Kaş yapalım derken göz çıkardık.
Özgür, kendine has hafif de çatlak .. Meraklı ama
hayata dair, bekar ama feleğin çemberinden geçmiş dört kadın
toplandık. Kakkara kikkiri bir hafta sonu olacaktı. Amerikan dizilerinden
fırlamalı sistem.
Sex and The City'deki gibi. Hoş, dört karakter de başroldeydi
bizim dizide; yani Carrie. Kimse kabul etmedi azgın Samantha, ya da koca
meraklısı Charlotte olmayı.
Güneşin yağmurla flört hallerinden kaynaklanan havanın dönekliği
mi yoksa film setinin Urla gibi huzur yüklü bir yer seçilmesi
mi artık her neyse, dizi Seks ve Şehir olmaktan çıktı.
Erkekleri konuşup, eleştirecek, hayatın dengesizliklerine varana
kadar uzatacaktık konuyu. Ama takıldık, doğaya. Doğanın gücü bizi de etkisi
altına aldı. Önce yağmurla sırılsıklam olup, farkına vardık. Sonra rüzgar
çıktı, dalgalandık da durduk. Kabullendik. Daha sonra güneş açtı, biz de
açılıp saçılıp coştuk, şükrettik.
Mezesiz sofraların keyfi olmadığı gibi, konumuz bir ara ilişkiler
oldu tabii.
Doğanın hükmedemediği hatta hükmetmek istemediği elektronik
ilişkiler.

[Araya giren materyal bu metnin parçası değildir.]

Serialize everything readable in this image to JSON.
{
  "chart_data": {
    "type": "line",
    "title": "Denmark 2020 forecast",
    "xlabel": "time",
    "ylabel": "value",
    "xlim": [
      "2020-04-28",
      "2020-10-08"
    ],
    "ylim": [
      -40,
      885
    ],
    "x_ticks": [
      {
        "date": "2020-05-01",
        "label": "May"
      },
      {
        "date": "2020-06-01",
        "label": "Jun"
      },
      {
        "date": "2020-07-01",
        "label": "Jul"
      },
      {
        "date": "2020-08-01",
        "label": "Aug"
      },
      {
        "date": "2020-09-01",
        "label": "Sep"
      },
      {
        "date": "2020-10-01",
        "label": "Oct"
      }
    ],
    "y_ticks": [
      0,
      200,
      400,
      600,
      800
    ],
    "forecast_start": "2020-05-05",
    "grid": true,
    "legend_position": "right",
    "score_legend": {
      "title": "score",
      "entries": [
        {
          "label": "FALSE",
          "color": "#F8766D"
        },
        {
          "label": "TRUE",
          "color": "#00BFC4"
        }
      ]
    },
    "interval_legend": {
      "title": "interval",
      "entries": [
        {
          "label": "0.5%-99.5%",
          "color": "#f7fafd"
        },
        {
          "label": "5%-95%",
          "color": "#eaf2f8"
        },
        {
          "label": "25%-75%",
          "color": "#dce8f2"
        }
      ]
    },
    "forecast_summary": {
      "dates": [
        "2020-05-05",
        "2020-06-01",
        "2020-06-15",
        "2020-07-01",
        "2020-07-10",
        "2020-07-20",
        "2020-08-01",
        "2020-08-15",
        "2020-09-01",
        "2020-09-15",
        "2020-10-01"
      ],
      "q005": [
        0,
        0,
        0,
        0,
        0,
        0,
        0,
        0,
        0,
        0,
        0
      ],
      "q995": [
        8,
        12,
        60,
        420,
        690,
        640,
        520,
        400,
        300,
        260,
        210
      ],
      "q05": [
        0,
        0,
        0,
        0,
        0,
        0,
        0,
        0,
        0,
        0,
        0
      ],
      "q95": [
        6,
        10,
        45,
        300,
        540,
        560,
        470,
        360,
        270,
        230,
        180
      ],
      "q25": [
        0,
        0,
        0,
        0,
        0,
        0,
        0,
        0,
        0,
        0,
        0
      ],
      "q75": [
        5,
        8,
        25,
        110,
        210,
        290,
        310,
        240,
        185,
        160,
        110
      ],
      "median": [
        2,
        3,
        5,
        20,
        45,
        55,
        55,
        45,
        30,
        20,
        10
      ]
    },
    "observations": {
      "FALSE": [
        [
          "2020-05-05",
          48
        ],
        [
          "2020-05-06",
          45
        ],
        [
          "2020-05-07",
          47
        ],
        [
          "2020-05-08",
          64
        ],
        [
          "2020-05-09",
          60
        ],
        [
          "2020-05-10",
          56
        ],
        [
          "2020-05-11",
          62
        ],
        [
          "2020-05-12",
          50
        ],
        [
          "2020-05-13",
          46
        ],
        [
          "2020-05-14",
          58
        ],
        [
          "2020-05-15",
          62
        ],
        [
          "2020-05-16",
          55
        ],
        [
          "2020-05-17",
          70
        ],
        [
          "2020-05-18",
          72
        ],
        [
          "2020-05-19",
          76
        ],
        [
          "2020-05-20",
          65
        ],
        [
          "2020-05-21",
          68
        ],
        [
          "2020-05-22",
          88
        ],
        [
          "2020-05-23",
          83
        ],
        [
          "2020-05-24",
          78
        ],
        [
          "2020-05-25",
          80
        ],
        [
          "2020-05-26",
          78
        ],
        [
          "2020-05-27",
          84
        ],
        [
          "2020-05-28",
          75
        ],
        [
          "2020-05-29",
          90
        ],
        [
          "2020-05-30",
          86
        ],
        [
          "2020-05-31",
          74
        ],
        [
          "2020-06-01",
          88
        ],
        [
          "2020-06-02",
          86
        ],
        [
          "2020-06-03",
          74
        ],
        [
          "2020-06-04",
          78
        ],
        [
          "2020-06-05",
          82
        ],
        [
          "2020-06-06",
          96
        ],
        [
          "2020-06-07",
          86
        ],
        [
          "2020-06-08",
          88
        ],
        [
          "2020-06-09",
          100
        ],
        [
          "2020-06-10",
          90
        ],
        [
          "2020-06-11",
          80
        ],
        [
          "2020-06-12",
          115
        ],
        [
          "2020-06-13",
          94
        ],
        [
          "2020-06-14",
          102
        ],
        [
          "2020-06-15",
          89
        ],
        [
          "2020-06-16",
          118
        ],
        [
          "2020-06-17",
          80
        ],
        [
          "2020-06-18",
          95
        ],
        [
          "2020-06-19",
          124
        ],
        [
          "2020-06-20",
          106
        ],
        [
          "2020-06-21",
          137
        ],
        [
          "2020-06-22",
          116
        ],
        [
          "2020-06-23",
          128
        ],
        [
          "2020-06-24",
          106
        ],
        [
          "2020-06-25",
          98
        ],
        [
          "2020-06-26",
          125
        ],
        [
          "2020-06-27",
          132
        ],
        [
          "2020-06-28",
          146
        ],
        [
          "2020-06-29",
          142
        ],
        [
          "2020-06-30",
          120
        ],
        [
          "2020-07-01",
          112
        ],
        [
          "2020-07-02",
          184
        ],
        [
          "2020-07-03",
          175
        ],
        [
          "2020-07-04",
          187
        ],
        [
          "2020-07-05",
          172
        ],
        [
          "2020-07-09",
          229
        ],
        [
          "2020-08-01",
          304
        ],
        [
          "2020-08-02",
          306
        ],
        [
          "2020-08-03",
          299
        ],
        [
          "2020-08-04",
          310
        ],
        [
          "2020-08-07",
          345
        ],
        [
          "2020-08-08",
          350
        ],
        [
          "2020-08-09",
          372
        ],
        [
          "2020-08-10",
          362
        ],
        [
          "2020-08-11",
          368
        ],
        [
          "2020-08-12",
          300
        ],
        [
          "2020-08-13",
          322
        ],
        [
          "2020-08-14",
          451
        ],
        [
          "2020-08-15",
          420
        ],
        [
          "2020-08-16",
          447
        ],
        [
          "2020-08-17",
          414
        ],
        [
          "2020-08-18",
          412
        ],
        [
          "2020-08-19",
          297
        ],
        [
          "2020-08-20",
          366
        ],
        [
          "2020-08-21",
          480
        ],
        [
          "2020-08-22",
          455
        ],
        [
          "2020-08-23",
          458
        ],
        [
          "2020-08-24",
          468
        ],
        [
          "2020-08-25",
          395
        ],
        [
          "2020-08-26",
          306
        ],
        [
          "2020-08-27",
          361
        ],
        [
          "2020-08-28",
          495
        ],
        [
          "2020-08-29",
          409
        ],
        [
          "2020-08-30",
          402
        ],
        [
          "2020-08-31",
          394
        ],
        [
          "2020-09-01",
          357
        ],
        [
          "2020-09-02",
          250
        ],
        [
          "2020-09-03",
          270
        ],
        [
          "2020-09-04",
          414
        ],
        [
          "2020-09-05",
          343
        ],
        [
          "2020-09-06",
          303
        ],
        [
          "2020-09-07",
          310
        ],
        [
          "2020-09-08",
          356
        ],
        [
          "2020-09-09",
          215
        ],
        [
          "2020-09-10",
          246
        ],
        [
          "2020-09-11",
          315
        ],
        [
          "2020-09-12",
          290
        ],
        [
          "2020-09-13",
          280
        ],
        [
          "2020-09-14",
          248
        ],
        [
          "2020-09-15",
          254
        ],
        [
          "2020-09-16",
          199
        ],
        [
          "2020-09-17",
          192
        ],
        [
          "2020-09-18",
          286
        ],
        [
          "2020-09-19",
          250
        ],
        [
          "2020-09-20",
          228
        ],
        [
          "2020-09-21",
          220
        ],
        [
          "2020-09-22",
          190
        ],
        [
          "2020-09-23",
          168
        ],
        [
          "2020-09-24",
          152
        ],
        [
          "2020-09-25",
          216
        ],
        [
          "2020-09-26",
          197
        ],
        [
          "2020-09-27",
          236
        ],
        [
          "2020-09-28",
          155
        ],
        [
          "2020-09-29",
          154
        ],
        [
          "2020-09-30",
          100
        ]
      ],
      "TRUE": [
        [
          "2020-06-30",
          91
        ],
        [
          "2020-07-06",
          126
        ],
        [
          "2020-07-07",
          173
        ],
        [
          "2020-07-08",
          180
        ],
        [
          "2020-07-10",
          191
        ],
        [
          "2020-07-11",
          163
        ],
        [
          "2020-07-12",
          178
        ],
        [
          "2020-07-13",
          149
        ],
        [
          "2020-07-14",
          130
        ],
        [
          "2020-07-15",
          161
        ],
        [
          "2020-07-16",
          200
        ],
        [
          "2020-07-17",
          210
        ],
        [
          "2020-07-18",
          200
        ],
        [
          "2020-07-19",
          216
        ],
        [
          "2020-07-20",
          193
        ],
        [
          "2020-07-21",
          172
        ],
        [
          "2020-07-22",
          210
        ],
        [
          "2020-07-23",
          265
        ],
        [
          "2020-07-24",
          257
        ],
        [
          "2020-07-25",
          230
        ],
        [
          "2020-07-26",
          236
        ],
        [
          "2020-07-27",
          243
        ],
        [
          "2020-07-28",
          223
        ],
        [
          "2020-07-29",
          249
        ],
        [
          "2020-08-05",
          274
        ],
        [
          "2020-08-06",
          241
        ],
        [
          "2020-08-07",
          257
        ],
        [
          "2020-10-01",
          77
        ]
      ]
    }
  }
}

Kapıyı santral telefona bağlamışsın misali, otomatiğe alınmış
ilişkiler. İstediğinde aç hem de yerinden kalkmadan.
Yarın ezberindedir nasılsa. Tüketim mutlaka olacaktır ama bari bu
sefer ağır ağır olsun hesabındasındır. Ezberbozan çıkar mı diye bir an düşünsen
bile, egon bozuverir seni. İlk o mu aradı, kim daha çok mesaj attı, gitsem mi,
ne giysem, ne yazsam ..Ertelesem olası bitişleri de ne kadar ertelesem?
Gelsin, avuçlarımda yok olsun, kaybolup bir olalım gerisine de
doğa karar versin diyemediğimiz elektronik ilişkiler.
Şehri, erkekleri, seksi, modayı, son dedikoduları, ucuz kalori
hesaplarını konuşamadık. İçe döndük, doğa bizi sarstı, salladı çarptı sonra da
kendimizle özgür bıraktı.
Dört kadın, ne seksi ne şehri derken "Kasaba ve Aşk" dizisine senaryo
olduk. İyi de oldu, kopyalar bol etrafta, orijinali yakaladık. Kırk bölüm
çekemeyecek olsak bile, hatta reytinglerde sona kalsak kimse izlemese ve hatta
sevmese bile “biz’e ait” oldu.
Özetle, senaryomuz güzel, yaşayacak cesaretimiz olsun yeter.